– Что ты такое говоришь?! Зепар, ведь так не шутят, тем, более учитывая, что его уже нет неделю, и принимая во внимание мое состояние! – Валерия, не веря своим ушам, натянуто улыбнулась.
– Валерия, выслушай! Он отправился по делам отца, чтобы добыть вам денег, а также на расходы, связанные с будущим рождением ребенка. Ну почему он не обратился ко мне, я бы непременно помог вам!.. – Зепар изобразил скорбь на лице. – По дороге машина, в которой они ехали обратно, угодила в столб… Его уже похоронили.

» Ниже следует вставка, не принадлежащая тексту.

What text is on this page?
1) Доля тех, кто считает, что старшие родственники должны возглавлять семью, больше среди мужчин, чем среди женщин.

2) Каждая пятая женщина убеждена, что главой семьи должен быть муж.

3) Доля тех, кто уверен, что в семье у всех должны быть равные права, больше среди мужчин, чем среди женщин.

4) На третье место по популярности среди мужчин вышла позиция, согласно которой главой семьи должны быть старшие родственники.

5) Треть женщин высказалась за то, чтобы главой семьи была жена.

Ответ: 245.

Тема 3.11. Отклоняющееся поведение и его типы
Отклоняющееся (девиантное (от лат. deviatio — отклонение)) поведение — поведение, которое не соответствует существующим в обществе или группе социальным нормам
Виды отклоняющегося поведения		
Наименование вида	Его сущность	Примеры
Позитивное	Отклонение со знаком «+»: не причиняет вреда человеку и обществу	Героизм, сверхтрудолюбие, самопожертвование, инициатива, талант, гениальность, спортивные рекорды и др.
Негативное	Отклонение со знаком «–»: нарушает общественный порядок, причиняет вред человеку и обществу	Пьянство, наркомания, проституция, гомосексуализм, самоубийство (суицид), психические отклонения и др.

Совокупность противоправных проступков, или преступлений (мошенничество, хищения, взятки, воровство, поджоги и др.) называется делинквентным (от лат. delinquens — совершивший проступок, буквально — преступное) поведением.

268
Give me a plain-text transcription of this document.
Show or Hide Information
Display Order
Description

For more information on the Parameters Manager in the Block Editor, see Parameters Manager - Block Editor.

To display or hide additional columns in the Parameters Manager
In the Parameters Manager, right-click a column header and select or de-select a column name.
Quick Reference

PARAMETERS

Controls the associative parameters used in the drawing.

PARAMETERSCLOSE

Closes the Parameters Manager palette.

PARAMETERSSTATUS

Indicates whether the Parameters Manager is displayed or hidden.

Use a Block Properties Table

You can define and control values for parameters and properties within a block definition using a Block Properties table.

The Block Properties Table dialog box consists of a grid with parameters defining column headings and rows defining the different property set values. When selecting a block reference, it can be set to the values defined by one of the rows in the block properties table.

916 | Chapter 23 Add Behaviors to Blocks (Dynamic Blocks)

– Врешь! Это все ложь! Я отказываюсь в это верить! – вскричала Валерия и вскочила со стула, словно не была в положении. – Зачем?! Зачем?! – вдруг зарыдала она, ища опоры. Зепар, воспользовавшись подходящим моментом, обнял ее. – Зачем мне его деньги без него самого? Что я теперь буду делать?! Как мне без него жить, когда я им дышала?! Куда мне теперь идти?!. О, Боженька, за что Ты так поступаешь со мною?.. За что обрекаешь на одиночество?.. За что Ты отнял его? Чем я разгневала Тебя? За что разрушаешь жизнь мою? За что? За что?! За что?!. – продолжала рыдать она, совершенно ополоумев.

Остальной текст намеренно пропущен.